Making Sense of Kubernetes Rolling Updates
Master maxUnavailable and maxSurge—the math behind zero-downtime Kubernetes deployments.
Executive Summary
maxUnavailable and maxSurge are two fields in your Kubernetes Deployment spec that control the pace of rolling updates. They define your rollout strategy: how many Pods can disappear at once, and how many extra Pods you’re willing to pay for temporarily.

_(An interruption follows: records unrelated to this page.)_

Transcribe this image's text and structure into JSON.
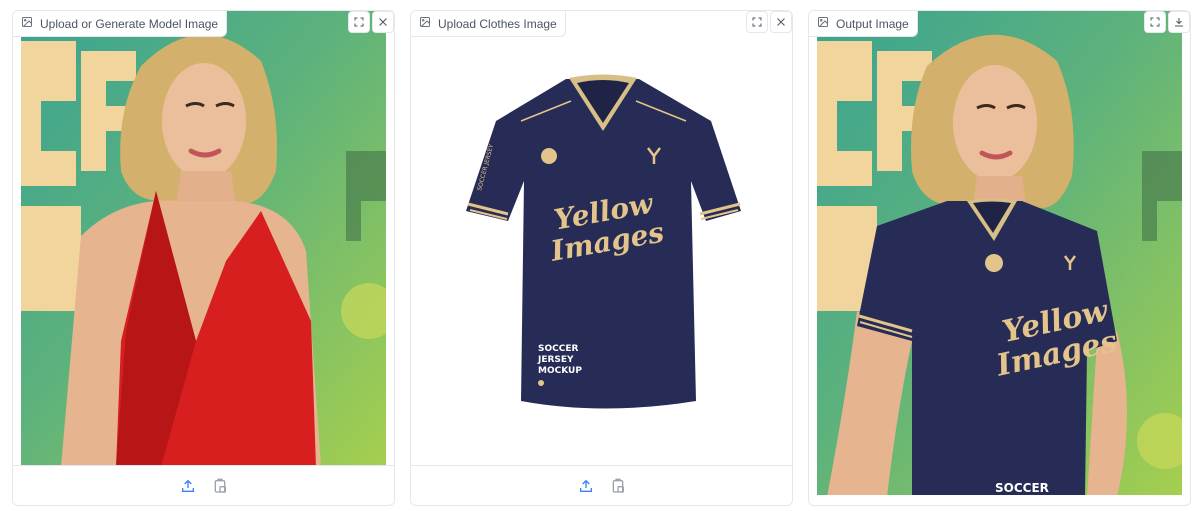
{
  "panels": {
    "model": {
      "label": "Upload or Generate Model Image",
      "icon": "image-icon",
      "tools": [
        "fullscreen-icon",
        "close-icon"
      ],
      "footer": [
        "upload-icon",
        "clipboard-icon"
      ]
    },
    "clothes": {
      "label": "Upload Clothes Image",
      "icon": "image-icon",
      "tools": [
        "fullscreen-icon",
        "close-icon"
      ],
      "footer": [
        "upload-icon",
        "clipboard-icon"
      ],
      "jersey": {
        "brand_line1": "Yellow",
        "brand_line2": "Images",
        "mockup_line1": "SOCCER",
        "mockup_line2": "JERSEY",
        "mockup_line3": "MOCKUP",
        "sleeve_text": "SOCCER JERSEY"
      }
    },
    "output": {
      "label": "Output Image",
      "icon": "image-icon",
      "tools": [
        "fullscreen-icon",
        "download-icon"
      ],
      "jersey": {
        "brand_line1": "Yellow",
        "brand_line2": "Images",
        "bottom_text": "SOCCER"
      }
    }
  },
  "colors": {
    "navy": "#232a50",
    "gold": "#e3c48a",
    "red_dress": "#d41f1f",
    "bg_green": "#7fc05a",
    "bg_teal": "#2f9b8f",
    "cream": "#f0d4a0",
    "skin": "#e8b896",
    "hair": "#d9b87a"
  }
}
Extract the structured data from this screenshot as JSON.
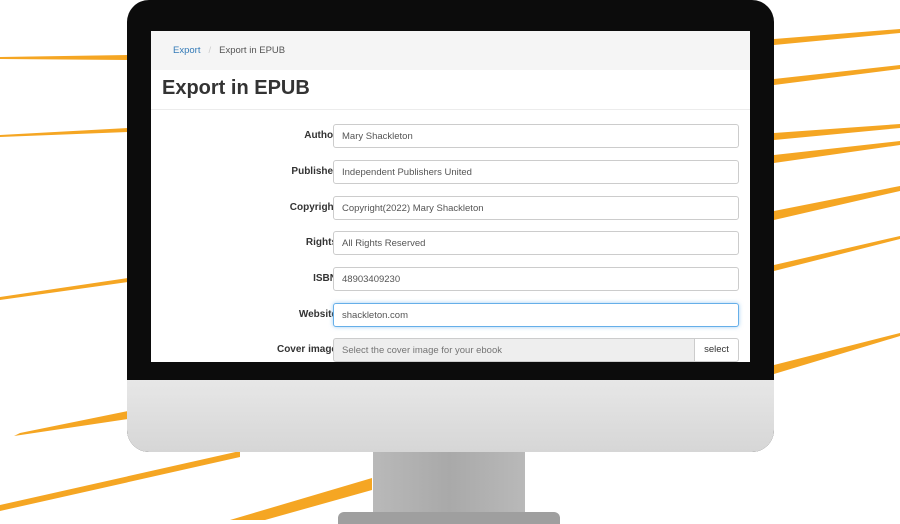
{
  "colors": {
    "accent_rays": "#f5a623",
    "monitor_bezel": "#0c0c0c",
    "monitor_chin": "#dcdcdc",
    "link": "#337ab7",
    "focus_border": "#66afe9"
  },
  "breadcrumb": {
    "link_label": "Export",
    "separator": "/",
    "current_label": "Export in EPUB"
  },
  "page": {
    "title": "Export in EPUB"
  },
  "form": {
    "fields": [
      {
        "label": "Author",
        "value": "Mary Shackleton"
      },
      {
        "label": "Publisher",
        "value": "Independent Publishers United"
      },
      {
        "label": "Copyright",
        "value": "Copyright(2022) Mary Shackleton"
      },
      {
        "label": "Rights",
        "value": "All Rights Reserved"
      },
      {
        "label": "ISBN",
        "value": "48903409230"
      },
      {
        "label": "Website",
        "value": "shackleton.com",
        "focused": true
      }
    ],
    "cover": {
      "label": "Cover image",
      "placeholder": "Select the cover image for your ebook",
      "button_label": "select"
    }
  }
}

These fields are often left at defaults or adjusted without understanding. Most teams treat them as “percentages only,” missing that they work with both percentages and absolute pod counts. Worse, different rounding rules apply to each field—asymmetry that surprises teams with small replica counts.
In this post:
- Define both constraints relative to
spec.replicas - Show how percentages become pod counts and why rounding matters
- Walk through 4 replica examples with rounding outcomes
- Connect the math to real-world capacity and risk decisions
After reading, you’ll understand the math behind your rollout strategy and make intentional deployment decisions.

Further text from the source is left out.